Escuela de Ingeniería Eléctrica, Pontificia Universidad Católica de Valparaíso, Av. Brasil 2147, Valparaíso 2362804, Chile.
School of Electronic Engineering and Computer Science, Queen Mary University of London, London E1 4NS, UK.
Sensors (Basel). 2023 Jan 26;23(3):1400. doi: 10.3390/s23031400.

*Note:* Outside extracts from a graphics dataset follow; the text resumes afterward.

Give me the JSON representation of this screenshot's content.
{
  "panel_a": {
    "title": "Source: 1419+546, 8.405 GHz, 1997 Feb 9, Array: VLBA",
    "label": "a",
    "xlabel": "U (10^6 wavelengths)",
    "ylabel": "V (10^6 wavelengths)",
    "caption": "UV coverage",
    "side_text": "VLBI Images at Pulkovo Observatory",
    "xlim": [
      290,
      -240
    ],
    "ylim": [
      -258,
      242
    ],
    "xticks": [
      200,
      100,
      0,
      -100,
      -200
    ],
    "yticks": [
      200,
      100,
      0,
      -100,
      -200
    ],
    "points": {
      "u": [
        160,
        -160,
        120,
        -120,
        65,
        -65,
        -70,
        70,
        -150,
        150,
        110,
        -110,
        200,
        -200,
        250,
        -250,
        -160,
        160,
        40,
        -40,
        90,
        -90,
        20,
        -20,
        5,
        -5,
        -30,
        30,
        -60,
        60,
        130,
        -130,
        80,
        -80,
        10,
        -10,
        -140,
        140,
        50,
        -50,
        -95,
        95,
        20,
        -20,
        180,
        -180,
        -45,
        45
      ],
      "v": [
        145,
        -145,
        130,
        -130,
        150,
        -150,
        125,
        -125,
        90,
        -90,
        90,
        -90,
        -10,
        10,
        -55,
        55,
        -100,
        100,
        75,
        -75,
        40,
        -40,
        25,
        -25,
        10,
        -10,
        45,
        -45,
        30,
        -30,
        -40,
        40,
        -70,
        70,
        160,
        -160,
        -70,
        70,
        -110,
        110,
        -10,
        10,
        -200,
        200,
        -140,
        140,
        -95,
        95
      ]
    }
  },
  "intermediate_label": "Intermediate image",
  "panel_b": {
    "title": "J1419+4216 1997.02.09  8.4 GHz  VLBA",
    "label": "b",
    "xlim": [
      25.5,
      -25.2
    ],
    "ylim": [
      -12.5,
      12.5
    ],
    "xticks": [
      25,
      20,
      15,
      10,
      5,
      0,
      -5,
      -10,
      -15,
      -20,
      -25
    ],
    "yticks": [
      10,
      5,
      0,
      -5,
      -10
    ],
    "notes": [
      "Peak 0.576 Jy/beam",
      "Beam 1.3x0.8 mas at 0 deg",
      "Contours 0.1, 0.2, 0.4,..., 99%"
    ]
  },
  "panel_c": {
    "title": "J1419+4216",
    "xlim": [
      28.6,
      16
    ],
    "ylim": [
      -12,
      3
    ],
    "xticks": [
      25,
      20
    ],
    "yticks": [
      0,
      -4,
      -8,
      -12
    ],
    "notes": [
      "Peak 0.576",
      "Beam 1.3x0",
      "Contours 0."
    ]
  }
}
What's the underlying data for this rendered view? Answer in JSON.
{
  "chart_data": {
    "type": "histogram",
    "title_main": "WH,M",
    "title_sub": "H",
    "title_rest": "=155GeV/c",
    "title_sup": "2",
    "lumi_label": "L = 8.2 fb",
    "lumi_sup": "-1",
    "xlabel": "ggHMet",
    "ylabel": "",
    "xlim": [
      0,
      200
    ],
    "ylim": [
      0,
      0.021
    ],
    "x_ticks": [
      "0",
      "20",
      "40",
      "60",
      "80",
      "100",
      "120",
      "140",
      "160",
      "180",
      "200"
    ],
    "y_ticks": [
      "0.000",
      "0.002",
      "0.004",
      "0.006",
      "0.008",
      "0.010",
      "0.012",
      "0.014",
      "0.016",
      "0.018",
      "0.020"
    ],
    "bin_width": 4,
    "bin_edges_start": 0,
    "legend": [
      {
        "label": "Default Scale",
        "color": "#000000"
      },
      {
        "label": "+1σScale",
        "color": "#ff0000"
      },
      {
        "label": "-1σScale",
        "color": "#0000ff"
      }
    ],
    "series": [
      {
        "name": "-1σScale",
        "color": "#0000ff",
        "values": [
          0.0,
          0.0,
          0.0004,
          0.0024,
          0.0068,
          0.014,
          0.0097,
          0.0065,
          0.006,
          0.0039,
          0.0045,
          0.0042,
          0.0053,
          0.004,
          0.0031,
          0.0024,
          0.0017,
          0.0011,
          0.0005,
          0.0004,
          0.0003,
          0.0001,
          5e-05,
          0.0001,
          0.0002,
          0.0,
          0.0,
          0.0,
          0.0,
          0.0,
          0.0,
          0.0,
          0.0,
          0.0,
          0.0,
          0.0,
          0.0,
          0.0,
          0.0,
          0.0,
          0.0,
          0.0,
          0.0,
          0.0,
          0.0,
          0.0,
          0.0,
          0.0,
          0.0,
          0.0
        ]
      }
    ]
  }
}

Recently, the scientific community has placed great emphasis on the recognition of human activity, especially in the area of health and care for the elderly. There are already practical applications of activity recognition and unusual conditions that use body sensors such as wrist-worn devices or neck pendants. These relatively simple devices may be prone to errors, might be uncomfortable to wear, might be forgotten or not worn, and are unable to detect more subtle conditions such as incorrect postures. Therefore, other proposed methods are based on the use of images and videos to carry out human activity recognition, even in open spaces and with multiple people. However, the resulting increase in the size and complexity involved when using image data requires the use of the most recent advanced machine learning and deep learning techniques. This paper presents an approach based on deep learning with attention to the recognition of activities from multiple frames. Feature extraction is performed by estimating the pose of the human skeleton, and classification is performed using a neural network based on Bidirectional Encoder Representation of Transformers (BERT). This algorithm was trained with the UP-Fall public dataset, generating more balanced artificial data with a Generative Adversarial Neural network (GAN), and evaluated with real data, outperforming the results of other activity recognition methods using the same dataset.
最近,科学界非常重视人类活动的识别,特别是在健康和老年人护理领域。已经有一些活动识别和异常情况的实际应用,这些应用使用身体传感器,如腕戴设备或颈戴吊坠。这些相对简单的设备可能容易出错,佩戴起来可能不舒服,可能会被遗忘或不佩戴,并且无法检测到更微妙的情况,如不正确的姿势。因此,其他提出的方法基于使用图像和视频来进行人体活动识别,甚至在开放空间和有多人的情况下也是如此。然而,使用图像数据时,规模和复杂性的增加需要使用最新的先进机器学习和深度学习技术。本文提出了一种基于深度学习的方法,重点是从多个帧识别活动。特征提取是通过估计人体骨架的姿势来实现的,分类是使用基于双向编码器表示转换器(BERT)的神经网络来实现的。该算法使用 UP-Fall 公共数据集进行训练,生成了更平衡的人工数据,使用生成对抗网络(GAN),并使用真实数据进行评估,在使用相同数据集的其他活动识别方法中表现优于其他方法。